Trade Computation for Access, Metadata First: Increase a small amount of computation (like splitting the hash, SIMD comparison) to drastically reduce random memory accesses to main data, especially cache-unfriendly pointer chasing. This is the core of performance gains.
Design for Cache and Vectorization: Data layout (separating control bytes from data, dense packing) is optimized directly for CPU cache hierarchy and SIMD instructions, turning the hottest path into a linear, predictable memory access pattern.
Re-evaluate Trade-offs: By changing the cost model (making probing cheap), you can break traditional constraints (like load factor limits), achieving gains in both memory efficiency and runtime performance.
Leverage and Challenge Language Features: Java’s Vector API opens the door for expressing such algorithms, but the language’s own characteristics (like object headers, reference arrays) also introduce unique challenges, requiring tailored optimization strategies (like leveraging compressed pointers).
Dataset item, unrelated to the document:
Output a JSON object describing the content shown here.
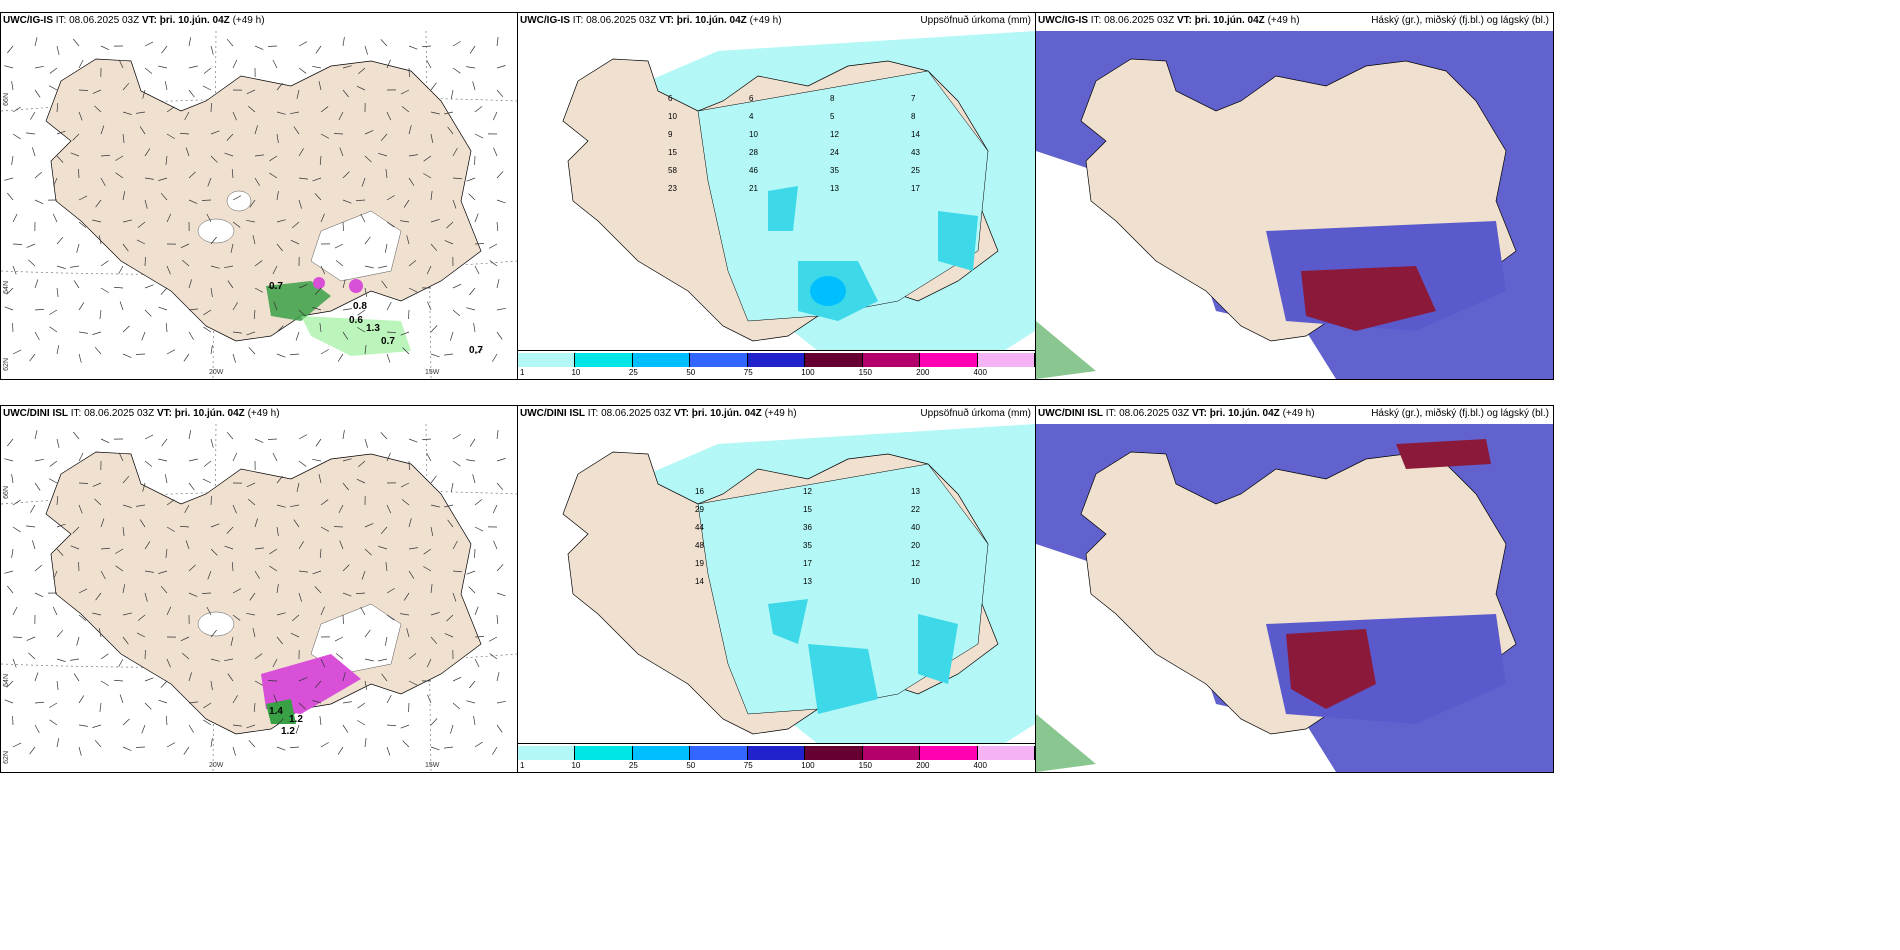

This endeavor also reminds us that performance optimization work is often a process of delving into details, constant measurement, and testing. An elegant conceptual design must confront the practical constraints of specific platforms and language environments in its implementation.

10. Resources and Next Steps

If you’re interested in the code, benchmark details, or experimenting yourself, check out this public experiment: HashSmith. It includes SwissMap as well as a SwissSet variant, along with JMH benchmarks and documentation.

For a deeper understanding of the original SwissTable design, I highly recommend watching Google engineer Matt Kulukundis’s CppCon talk: CppCon talk on SwissTable. It’s clear, practical, and packed with details that make the design click.

I hope this in-depth exploration provides you with valuable insights into hash table performance optimization and modern Java performance programming. Whether you’re looking to build more efficient data structures for specific scenarios or to better understand the internals of the tools you use, this kind of exploration is highly beneficial.